Today, I drove over 200 miles, a round trip across a good width of this country. County boundaries were crossed, towns and villages navigated. From sun to rain and back again.

I understand that in some countries, this wouldn’t count for much. But here, it’s a long way. I’m pretty tired now.

But such trips are wonderful for exploring the diversity of my lovely homeland… while at the same time, feeling the similarities.

We have our different tribes still. Nottingham is different in mood and feel to Derby (they’re approximately 15 miles apart). Both are far removed in life and geography from London, Newcastle or – crossing amorphous national boundaries – Cardiff or Edinburgh.

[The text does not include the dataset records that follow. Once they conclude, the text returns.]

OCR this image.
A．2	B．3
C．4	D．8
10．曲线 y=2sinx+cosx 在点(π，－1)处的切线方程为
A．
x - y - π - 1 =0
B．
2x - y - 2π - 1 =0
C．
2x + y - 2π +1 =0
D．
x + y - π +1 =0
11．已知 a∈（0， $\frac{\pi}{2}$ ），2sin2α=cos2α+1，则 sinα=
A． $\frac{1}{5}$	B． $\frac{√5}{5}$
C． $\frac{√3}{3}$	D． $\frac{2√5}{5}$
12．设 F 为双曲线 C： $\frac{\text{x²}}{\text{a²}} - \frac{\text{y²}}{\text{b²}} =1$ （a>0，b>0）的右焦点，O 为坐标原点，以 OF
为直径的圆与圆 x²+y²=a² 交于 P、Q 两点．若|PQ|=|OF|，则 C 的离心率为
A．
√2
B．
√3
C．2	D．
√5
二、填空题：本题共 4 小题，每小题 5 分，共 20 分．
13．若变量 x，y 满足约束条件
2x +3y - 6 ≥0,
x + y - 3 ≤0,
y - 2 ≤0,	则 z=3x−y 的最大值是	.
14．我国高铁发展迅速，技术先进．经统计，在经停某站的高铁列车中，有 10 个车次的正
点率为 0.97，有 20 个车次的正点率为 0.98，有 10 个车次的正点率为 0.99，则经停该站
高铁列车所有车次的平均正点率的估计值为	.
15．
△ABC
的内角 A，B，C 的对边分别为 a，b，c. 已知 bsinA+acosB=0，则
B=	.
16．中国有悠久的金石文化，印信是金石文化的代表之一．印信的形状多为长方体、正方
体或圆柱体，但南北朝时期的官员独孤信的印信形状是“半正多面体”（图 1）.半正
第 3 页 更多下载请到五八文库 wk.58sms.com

Yet, when I speak to people of ‘spirits of the land’, they always nod in understanding. That almost territorial ‘vibe’, made up of the human societies which live in these places and demarcate the boundaries, but not confined to just the human residents. This is still very much felt, whether consciously or when reminded.

The land my partner and I visited today was beautiful – birch and gorse, with a magnificent lake in glorious sunshine (and then an equally marvellous rainstorm!). It had its own definite character, and we were glad to get to know it a little.

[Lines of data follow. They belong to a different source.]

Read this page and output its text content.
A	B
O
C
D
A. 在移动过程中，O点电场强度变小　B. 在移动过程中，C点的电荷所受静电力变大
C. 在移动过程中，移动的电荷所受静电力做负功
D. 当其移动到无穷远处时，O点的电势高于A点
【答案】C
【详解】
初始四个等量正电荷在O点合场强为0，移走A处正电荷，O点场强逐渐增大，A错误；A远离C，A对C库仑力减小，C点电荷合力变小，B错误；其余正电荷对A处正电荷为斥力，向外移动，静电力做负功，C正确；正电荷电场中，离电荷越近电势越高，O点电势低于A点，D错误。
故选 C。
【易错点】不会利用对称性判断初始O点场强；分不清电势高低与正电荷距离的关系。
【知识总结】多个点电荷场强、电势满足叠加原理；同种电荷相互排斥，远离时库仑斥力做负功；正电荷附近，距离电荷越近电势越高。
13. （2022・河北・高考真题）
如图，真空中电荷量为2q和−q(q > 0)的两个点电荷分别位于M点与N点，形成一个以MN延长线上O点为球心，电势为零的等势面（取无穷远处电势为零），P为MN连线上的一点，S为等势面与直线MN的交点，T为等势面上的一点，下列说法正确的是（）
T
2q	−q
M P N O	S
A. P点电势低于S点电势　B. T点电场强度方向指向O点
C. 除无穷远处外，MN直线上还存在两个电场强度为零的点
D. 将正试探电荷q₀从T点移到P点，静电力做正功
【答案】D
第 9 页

As I drove home, I passed way-markers. You are Now Entering Lincolnshire. Then Nottinghamshire. Sherwood Forest. Derbyshire – and home.

I reached out to those ancient trees as I passed. We waved to the magpies and dodged the ravens playing on the roads. I felt the pull of my own little place as I moved nearer. The spirits of the land are clear in this wild countryside, even as the tarmac and concrete of civilization try to tame it. It’s good to explore, to reach out and actively notice, feel that connection.

Back on my hilltop, I breathe deeply. My home, my place, where I am known and held. Before I head out again tomorrow.